Myanmar’s displaced Chins include several lawmakers and government officers who prefer to remain incognito. They are enthused by the news of the PDF and ethnic militias gaining ground against the junta, but are wary of the history of ethnicity-based conflicts in Myanmar and the possibility of the Tatmadaw bouncing back from setbacks. India’s strategic ties with the Myanmar military and conflicting views on the refugee issue – Manipur wants the border with Myanmar sealed while Mizoram prefers a status quo – are also causes of worry.

India is not a signatory to the 1951 United Nations Refugee Convention or its 1967 Protocol. It does not have a refugee law. Apart from instructing the security forces to push back the refugees, New Delhi was indifferent to requests from the Mizoram government for ₹10 crore as fiscal assistance to look after the displaced people although it agreed belatedly to help in kind. A sulking Mizoram government, then headed by Zoramthanga of the Mizo National Front, later ignored the Centre’s order to collect the biometric data of the refugees from Myanmar, an exercise that leaders of the party felt would discriminate against “people of our blood”.

Mizoram has a new government now, headed by Lalduhoma, who has been vocal about his party, the Zoram People’s Movement (ZPM), having inherited a State deep in a financial crisis. This triggered apprehension among the refugees about a possible change in the government’s policy. The ZPM has allayed such fears although it has admitted that it cannot stop the Centre from fencing the border and ending the FMR.

“How can we leave our own people in the lurch? We are passionate about the issue of Zo reunification. This passion makes our church organisations, individuals, and NGOs take care of the people displaced from Myanmar,” says Clement Lalhmingthanga, a retired Lieutenant Colonel who represents the Champhai South Assembly constituency.

Among the NGOs focused on the welfare of the refugees is the Village-Level Committee on Myanmar Refugees (VLCMR). “We may not be politically relevant to New Delhi but we hope our Central leaders have a humanitarian streak to reconsider the decision to cut off our brethren with a barbed-wire fence, however impractical it might seem given the terrain,” Biaktinsanga, a key functionary of the VLCMR, says.
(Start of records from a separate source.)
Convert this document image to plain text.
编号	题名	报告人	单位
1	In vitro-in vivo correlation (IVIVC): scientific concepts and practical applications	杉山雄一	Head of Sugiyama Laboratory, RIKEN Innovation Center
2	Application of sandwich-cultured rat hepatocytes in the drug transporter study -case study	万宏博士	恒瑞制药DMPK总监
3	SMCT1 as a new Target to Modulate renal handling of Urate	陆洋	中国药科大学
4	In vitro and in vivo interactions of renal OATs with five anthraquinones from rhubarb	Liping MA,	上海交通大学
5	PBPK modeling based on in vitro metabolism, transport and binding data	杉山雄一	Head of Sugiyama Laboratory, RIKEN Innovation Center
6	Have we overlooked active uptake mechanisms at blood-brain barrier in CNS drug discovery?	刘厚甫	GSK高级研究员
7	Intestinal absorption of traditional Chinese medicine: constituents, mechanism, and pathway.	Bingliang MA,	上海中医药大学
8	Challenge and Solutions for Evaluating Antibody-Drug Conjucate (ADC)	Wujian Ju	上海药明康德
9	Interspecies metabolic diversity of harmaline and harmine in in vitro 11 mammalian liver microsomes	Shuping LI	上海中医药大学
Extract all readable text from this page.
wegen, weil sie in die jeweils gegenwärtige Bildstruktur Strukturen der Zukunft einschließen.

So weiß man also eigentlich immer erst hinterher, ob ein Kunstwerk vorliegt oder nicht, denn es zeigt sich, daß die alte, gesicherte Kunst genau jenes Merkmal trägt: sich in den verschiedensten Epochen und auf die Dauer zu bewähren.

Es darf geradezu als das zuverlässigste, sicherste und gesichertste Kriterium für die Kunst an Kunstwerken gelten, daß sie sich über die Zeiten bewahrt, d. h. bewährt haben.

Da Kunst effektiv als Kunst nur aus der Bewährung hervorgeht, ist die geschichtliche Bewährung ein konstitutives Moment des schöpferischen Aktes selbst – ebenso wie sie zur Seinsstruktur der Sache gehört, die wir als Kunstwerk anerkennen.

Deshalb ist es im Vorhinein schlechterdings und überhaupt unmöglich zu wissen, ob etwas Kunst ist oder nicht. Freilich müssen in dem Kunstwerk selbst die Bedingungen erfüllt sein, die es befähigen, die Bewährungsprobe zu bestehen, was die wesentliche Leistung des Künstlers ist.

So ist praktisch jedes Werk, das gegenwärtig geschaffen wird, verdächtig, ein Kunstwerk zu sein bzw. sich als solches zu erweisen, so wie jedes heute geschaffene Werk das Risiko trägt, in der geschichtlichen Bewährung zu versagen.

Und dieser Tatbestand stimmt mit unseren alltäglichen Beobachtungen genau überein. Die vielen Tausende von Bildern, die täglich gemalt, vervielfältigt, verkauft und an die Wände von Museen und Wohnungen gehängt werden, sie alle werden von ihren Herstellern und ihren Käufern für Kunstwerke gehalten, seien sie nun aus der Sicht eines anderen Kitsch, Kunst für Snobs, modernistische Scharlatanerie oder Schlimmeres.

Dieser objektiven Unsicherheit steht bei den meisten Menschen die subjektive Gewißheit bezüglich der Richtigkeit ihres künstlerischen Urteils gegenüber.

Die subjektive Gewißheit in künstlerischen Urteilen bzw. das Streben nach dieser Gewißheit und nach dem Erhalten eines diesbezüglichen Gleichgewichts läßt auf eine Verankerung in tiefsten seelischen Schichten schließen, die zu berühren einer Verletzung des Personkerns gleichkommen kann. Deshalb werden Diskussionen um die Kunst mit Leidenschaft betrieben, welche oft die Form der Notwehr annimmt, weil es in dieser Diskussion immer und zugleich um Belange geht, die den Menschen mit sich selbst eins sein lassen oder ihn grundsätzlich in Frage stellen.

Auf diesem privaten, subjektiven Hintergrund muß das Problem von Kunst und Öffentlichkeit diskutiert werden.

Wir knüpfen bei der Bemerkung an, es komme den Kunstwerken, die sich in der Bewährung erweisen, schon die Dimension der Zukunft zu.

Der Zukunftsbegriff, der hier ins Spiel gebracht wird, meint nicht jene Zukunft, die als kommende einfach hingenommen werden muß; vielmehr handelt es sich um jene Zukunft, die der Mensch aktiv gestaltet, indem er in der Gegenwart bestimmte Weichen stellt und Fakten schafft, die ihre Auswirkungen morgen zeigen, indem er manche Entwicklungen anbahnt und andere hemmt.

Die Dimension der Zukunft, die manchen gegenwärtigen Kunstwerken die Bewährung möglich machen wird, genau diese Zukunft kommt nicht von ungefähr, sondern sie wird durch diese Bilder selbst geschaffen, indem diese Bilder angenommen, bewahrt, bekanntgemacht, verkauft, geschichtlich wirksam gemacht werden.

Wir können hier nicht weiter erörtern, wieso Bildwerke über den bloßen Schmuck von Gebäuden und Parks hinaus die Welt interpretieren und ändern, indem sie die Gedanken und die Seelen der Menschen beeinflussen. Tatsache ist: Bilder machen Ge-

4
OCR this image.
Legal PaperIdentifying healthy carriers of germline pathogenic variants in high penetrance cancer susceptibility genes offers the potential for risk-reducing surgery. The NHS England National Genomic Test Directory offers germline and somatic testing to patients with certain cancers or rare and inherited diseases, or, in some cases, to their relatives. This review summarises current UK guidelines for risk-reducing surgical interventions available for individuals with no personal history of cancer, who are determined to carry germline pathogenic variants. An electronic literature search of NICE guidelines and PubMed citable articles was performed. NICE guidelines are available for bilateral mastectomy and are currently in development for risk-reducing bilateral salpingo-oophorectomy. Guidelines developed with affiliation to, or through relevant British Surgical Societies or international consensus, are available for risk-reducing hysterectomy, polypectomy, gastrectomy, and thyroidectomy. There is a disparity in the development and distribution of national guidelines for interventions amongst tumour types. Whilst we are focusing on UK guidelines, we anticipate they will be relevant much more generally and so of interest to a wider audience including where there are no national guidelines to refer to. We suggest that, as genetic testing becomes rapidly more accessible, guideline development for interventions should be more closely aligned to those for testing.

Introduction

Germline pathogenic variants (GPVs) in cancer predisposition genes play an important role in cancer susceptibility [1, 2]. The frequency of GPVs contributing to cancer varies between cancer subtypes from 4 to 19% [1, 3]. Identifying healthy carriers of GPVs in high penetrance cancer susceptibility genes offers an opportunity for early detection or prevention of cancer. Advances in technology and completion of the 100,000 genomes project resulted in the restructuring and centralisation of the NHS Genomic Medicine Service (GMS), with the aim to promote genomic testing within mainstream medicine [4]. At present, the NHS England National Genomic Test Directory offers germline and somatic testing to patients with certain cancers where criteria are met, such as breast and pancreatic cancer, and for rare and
The emphasis is on humanitarianism because many in Mizoram believe that the civil war in Myanmar is less of a factor than the ethnic conflict in Manipur for the decision to fence the India-Myanmar border. The Bharatiya Janata Party-led Manipur government wants its 390-km border with Myanmar fenced primarily to stop people of the neighbouring country from entering the State. The Manipur government has been blaming the ethnic conflict since May 2023 between the majority Meitei community and the Kuki-Zomi people on “infiltrators” from Myanmar.